In the context of such a classification, it appears rewarding to consider the genomic distribution of retroelements. Retroelements are involved in shaping the genome and have guided its evolution, extension and organization. Besides endogenous retroviruses, there are populations of truncated retroelements, such as the long, interspersed nuclear elements (LINEs), which constitute about 5% of the total human genome and may encode a functional reverse transcriptase. The short, interspersed nuclear elements (SINEs) represent an even larger proportion, but have many deletions. SINEs can modulate gene expression by movement, amplification and re-insertion into genes and regulatory sequences, but to do so they have to depend on reverse transcriptase from other sources. The human prototype SINE, the Alu repeat, is roughly 300 nucleotides in length. An RNA polymerase III start site is located within some repeats that can direct transcription in response to viral infections or the exposure to carcinogens. This expression may facilitate recombination with other Alus or their flanking regions, and this may be one reason for the fact that Alu sequences are frequent concomitants of chromosomal breakpoints. While LINEs tend to be found in AT-rich DNA, characteristic of intergenic regions, SINEs, and Alus in particular, are more often located in GC-rich regions, where genes tend to reside. This location does not seem to be a function of insertion site preference, but rather appears to be due to differential retention principles. In this respect, it is of note that SINEs participate in the transcriptional regulation of certain genes, suggesting a continuous selection against their random accumulation.
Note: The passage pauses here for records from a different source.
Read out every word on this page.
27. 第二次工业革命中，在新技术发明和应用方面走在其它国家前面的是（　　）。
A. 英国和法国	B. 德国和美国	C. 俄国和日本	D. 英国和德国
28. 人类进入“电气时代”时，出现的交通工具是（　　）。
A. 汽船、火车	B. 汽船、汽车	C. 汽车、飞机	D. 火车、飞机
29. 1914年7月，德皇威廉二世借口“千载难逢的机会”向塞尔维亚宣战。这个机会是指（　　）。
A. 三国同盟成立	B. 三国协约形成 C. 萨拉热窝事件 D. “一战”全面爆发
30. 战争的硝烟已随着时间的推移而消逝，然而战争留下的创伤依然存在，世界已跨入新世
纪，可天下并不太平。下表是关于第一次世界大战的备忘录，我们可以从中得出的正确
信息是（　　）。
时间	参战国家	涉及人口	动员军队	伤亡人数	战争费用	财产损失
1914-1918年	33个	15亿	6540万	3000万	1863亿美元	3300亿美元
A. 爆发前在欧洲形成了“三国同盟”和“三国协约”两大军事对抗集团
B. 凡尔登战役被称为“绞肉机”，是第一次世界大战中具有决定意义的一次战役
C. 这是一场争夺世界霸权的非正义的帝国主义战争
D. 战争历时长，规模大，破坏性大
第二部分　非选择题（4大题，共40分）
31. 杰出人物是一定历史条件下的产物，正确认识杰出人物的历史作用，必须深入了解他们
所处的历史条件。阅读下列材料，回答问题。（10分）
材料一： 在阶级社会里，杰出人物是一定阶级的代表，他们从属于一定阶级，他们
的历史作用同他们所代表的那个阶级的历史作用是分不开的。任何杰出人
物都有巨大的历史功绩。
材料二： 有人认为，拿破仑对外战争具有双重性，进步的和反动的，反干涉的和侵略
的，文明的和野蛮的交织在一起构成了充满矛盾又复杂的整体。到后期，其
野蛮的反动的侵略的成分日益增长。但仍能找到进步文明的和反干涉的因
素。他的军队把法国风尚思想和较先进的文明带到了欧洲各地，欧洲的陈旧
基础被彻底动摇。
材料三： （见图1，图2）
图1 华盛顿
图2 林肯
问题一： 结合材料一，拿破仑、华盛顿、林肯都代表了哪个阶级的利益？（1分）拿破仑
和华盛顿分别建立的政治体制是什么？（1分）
During evolution, retrotransposons have steadily screened mammalian genomes for the most attractive integration sites. For a deeper understanding, we have to consider the nature of these preferred sites. Our studies have clearly demonstrated that, without an exception, all provirus integration sites are associated with a S/MAR (Goetze et al. 2003b; Johnson and Levy 2005 and references therein). The integration of retrotransposons may obey the same rules that govern retroviral integration, and therefore the location of these elements may simply represent a marker for the presence of S/MARs. How then are S/MARs distributed over the genome? A study by Glazko et al. (2003) has localized numerous homologous intergenic tracts (HITs) of largely unknown function in orthologous human-mouse genomic regions. Fifty percent of the hits could be correlated with predicted S/MARs, which suggests that these conserved elements have probably retained their function during the 80100 million years since the radiation from their common ancestor. The other half of predicted S/MARs turned out to be non-conserved. This group is hence likely to be species-specific and might mediate unique functions. Interestingly, an excess of orthologous S/MARs was observed in spacers between divergently transcribed genes, while there were no conserved S/MARs located between convergent genes. This distribution suggests that the conserved elements are primarily involved in the regulation (augmentation) of transcription initiation, which would be in accord with a study from this laboratory (Schuebeler et al.1996).